Evil Dead 2

Viewed – 03 May 2013  Blu-ray

Special Edition

After viewing the recent remake, and coming away suitably entertained … naturally thoughts went to seeking out this much loved classic, which I am happy to admit has been one of my favorite horror movies for many years.  Starring Bruce Campbell and directed by Sam Raimi (Spider Man 1-3, Drag Me To Hell), this simple tail of a young couple who go to a cabin in the woods for a romantic weekend, quickly turns into a roller coaster of  demons, possession and gore as the forces of darkness are awakened when Campbell’s character ‘Ash’ unwittingly plays back a recording of a translation from the book of the dead (!).


Fast, packed with ideas and with some of the most outlandish and daring steady-cam work that has ever been devised – this is inventive director Raimi playing at full throttle.  Aided by a comedic, physical performance by Campbell and at times almost Tex Avery style violence and slapstick, this echoes those dodgy, low-budget b-movies of the fifties, whilst throwing at the screen the blood splattered excess of the video-nasty era.  The tone here is tongue-in-cheek comedy-horror, and although that can sometimes not work, as in movies like An American Werewolf In London, the balance is just right, making the movie creepy and scary whilst at times laugh out loud funny.  Really, try not cracking a smile when Campbell is beating himself up with his possessed hand, then shriek as a body gets literally eaten by the cellar door, resulting in buckets of blood spraying out.

Acting is not the selling point here, but the cast do their best to handle increasingly outrageous situations, with plenty of screaming and perfectly delivered one-liners (‘groovy’).  Effects-wise the optical effects are showing their age, but were never that great anyway, and the make-up seriously outshine the recent remake for demonic freakishness.  Along with Raimi’s endless imagination, this fired on all cylinders from beginning to end, making for an iconic, very entertaining and a much deserved classic of the genre.  Just watch it!

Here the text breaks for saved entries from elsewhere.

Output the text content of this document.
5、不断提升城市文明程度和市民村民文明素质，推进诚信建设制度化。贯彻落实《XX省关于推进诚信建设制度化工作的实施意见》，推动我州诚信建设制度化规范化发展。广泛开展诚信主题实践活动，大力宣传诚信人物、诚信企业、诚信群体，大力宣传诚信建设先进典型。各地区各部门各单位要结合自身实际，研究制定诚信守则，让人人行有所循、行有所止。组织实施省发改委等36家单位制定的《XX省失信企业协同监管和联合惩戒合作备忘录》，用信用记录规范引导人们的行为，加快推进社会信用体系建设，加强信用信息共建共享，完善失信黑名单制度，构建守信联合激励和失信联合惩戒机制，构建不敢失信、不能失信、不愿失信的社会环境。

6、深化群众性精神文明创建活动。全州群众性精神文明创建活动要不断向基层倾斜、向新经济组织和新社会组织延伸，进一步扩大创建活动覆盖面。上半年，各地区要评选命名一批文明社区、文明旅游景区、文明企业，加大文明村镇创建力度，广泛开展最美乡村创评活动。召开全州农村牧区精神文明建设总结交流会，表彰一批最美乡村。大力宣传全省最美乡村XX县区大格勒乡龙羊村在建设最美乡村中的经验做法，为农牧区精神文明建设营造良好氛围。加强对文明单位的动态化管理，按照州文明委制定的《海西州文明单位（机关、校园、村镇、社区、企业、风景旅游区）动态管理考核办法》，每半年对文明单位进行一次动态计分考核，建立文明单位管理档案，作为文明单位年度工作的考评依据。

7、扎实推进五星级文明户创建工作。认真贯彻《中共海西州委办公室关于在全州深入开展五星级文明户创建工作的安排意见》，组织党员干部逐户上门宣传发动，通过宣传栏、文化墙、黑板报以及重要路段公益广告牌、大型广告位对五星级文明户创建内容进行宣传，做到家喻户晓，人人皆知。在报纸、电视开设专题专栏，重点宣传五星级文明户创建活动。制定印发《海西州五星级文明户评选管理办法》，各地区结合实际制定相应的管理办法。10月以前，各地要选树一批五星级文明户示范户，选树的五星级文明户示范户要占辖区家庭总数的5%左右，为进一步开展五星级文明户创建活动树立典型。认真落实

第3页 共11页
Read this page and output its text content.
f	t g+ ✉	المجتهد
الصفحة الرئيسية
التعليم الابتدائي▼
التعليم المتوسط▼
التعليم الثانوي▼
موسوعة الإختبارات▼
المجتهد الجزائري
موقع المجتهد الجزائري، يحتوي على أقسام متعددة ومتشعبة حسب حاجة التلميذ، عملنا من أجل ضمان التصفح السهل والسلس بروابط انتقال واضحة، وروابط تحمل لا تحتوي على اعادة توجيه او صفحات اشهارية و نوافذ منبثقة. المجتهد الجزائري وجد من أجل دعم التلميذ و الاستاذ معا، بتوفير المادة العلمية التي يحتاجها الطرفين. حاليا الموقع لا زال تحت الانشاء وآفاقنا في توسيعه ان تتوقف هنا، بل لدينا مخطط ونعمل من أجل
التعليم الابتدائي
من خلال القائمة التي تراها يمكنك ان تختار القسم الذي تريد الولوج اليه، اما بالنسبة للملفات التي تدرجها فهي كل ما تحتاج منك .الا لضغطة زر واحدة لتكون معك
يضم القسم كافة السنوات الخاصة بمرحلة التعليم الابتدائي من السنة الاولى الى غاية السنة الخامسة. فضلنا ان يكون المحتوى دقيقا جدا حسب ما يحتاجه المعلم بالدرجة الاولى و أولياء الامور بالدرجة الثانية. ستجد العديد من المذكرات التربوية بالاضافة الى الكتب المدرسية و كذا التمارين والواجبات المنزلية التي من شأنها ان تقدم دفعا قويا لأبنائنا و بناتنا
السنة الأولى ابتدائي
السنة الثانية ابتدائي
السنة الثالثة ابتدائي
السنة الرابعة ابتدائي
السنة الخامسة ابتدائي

This newly released Blu-ray boasts a very nice remastered image, that may suffer from slight softness and blurriness at times, still manages to make the movie look better than it has done in years.  Sound-wise we get a 5.1 DTS Master Audio soundtrack that delivers good clarity even if it sounded a little soft during dialogue, although a 2.0 PCM Stereo soundtrack retains the movie’s original sound for beefier results on a 2 channel system.  Extras are exhaustive, with a welcome audio commentary from Bruce Campbell, Sam Raimi and various production members, and we also get several featurettes and picture galleries among other bits and bobs.  Very commendable!